A number of battery-electric tractors have already been developed on the way to zero-emission agriculture (ZEM). However, universal use is prevented by the fact that the requirements in terms of range, operating time, refueling time and weight are only partially met. In the preliminary FCTRAC project, a fuel cell-electric tractor was therefore developed and successfully subjected to extensive use. As part of this project, a so-called BioH2Module was developed on the infrastructure side, which enables hydrogen to be produced from biogenic gases such as product gas, biogas or sewage gas. The entire system confirmed its functionality very impressively. From the experience and knowledge gained, further steps and measures can now be derived for the path towards zero-emission mobility: For rapid introduction and dissemination, robust and more cost-effective solutions are required on the tractor side. In this respect, an H2 combustion engine offers ideal conditions. The use of innovative technologies such as direct H2 injection, hybridization and electrified ancillary units makes sense in order to optimize efficiency and packaging, which makes integrated H2 storage in the vehicle possible. In addition to lower costs, the combustion engine also offers advantages such as simpler cooling, lower requirements for the purity of the hydrogen and no need to separate harmful gases such as ammonia from fertilizers from the ambient air compared to a fuel cell system. In order to comply with a zero emission standard, the aim is to avoid nitrogen oxide emissions - other pollutants are negligible when using hydrogen as fuel. Another innovation to increase efficiency and create space for the H2 storage is the development of an electrically power-split transmission (E-CVT transmission) in conjunction with electrified auxiliary units. In addition to efficiency advantages, the E-CVT transmission offers a range of hybrid functions up to electric driving with a high-voltage battery. The electrification of auxiliary units allows control and operation as required as well as degrees of freedom in the package, which not only increases efficiency but also makes storage easier.

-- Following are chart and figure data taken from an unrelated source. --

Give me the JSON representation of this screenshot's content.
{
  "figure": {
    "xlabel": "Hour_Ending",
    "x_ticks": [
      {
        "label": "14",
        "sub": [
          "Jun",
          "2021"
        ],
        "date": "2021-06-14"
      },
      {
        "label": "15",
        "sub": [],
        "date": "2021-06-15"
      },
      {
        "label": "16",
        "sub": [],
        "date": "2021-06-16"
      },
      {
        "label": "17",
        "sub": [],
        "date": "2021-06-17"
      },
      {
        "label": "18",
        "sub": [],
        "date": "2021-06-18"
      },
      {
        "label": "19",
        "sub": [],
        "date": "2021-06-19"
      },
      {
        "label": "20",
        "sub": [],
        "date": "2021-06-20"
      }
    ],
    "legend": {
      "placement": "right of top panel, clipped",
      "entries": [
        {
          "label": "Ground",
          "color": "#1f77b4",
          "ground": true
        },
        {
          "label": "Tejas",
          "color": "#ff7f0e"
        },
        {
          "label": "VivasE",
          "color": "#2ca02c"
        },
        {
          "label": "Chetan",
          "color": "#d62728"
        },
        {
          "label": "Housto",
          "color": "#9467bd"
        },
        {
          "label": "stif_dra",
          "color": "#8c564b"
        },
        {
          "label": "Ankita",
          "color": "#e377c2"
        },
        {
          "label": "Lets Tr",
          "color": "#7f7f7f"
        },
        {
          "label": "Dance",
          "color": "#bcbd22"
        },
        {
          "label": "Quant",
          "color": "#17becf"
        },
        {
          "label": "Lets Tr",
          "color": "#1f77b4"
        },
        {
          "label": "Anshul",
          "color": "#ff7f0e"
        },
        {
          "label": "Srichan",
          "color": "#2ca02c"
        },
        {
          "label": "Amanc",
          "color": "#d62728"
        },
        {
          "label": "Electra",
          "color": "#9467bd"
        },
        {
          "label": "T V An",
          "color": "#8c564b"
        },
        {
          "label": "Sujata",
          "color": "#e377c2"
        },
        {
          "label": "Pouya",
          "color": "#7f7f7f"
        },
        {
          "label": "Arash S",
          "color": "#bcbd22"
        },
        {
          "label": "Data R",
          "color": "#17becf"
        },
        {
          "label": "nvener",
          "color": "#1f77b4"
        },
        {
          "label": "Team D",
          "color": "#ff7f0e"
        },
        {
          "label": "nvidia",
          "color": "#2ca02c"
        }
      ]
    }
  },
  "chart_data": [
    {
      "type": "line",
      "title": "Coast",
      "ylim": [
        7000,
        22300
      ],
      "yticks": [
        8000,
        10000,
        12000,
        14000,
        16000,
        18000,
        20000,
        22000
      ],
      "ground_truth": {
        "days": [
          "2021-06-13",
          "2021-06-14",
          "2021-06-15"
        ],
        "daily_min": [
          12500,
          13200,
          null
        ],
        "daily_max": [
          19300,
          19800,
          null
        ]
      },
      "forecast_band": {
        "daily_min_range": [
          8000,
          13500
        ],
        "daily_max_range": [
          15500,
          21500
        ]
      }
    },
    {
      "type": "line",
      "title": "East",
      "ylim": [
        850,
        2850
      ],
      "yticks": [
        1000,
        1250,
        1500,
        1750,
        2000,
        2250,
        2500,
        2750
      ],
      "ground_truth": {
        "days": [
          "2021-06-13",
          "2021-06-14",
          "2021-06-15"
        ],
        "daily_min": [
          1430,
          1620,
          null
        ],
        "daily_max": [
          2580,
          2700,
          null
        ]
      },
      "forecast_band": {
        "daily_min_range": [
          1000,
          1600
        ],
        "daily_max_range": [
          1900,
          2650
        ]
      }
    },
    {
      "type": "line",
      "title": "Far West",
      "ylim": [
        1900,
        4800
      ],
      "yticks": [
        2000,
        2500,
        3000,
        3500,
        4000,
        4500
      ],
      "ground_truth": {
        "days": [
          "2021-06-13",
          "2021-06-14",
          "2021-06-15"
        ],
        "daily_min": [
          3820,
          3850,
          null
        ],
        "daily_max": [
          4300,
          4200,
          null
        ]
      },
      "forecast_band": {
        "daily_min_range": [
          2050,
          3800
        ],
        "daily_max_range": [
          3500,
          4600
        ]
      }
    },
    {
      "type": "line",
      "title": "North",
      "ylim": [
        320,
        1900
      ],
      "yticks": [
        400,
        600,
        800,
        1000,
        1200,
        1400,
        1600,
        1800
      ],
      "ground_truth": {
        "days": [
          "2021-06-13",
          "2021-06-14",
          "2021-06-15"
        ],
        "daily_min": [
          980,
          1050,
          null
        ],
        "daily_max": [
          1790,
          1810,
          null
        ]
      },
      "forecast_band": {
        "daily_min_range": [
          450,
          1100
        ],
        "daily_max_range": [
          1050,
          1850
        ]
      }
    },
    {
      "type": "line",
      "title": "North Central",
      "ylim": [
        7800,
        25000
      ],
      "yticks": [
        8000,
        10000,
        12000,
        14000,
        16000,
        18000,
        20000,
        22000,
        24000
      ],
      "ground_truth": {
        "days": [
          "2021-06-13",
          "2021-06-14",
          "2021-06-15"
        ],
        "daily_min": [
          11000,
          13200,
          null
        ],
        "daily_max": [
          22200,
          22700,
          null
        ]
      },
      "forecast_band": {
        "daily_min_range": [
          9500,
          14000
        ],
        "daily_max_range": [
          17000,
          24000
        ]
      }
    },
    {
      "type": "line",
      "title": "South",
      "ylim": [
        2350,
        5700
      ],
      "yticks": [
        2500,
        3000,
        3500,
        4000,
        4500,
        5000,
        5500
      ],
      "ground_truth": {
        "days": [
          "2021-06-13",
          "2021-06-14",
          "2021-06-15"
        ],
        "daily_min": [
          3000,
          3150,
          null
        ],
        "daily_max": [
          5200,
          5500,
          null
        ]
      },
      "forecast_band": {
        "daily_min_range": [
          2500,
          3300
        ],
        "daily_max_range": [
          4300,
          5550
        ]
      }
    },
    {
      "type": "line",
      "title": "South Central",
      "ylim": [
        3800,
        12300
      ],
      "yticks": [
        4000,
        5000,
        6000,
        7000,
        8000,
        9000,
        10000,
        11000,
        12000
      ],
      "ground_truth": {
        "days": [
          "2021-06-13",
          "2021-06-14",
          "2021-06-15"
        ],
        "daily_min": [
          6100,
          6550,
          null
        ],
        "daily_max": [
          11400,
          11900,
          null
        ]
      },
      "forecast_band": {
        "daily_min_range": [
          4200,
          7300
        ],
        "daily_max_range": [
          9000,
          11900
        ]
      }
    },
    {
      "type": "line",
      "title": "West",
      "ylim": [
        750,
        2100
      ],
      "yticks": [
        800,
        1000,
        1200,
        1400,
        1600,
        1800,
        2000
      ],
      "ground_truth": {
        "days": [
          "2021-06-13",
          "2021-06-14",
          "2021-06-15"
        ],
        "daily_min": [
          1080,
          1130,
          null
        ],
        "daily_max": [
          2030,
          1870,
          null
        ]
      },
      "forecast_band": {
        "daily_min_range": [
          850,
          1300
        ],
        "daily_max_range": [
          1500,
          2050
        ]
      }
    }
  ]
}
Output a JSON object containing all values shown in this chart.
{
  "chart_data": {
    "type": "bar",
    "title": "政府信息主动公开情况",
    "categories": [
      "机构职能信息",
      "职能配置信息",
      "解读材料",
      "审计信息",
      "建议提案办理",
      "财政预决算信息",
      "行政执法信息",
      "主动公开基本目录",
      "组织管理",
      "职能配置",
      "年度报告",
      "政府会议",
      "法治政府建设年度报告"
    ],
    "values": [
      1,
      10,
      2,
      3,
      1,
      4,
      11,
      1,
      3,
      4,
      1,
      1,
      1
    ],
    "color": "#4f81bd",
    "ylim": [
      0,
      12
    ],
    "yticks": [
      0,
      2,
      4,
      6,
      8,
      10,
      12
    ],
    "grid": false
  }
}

In addition to the use of biomass for H2 production, as demonstrated in the preliminary project, there is a strong trend in agricultural operations towards PV systems on roofs and agri-PV systems on green spaces. However, the electrical storage options with batteries are very limited and therefore storing the energy in chemical form by converting it into hydrogen via electrolysis makes sense, as it offers a wide range of applications. The aim is to reduce costs - in the area of H2 filling stations, for example, the 700 bar compressor offers savings potential. The objective of the project is to derive intelligent low-cost approaches such as alternative compressor technologies adapted to the needs of agricultural operations (e.g. metal hydride compressors, electrochemical compressors, cold fill refueling, etc.).
After the tractor and the hydrogen compression and delivery point have been set up, a demonstration operation of the H2 tractor in real operation will take place in the vicinity of the Energy Hub Neusiedl.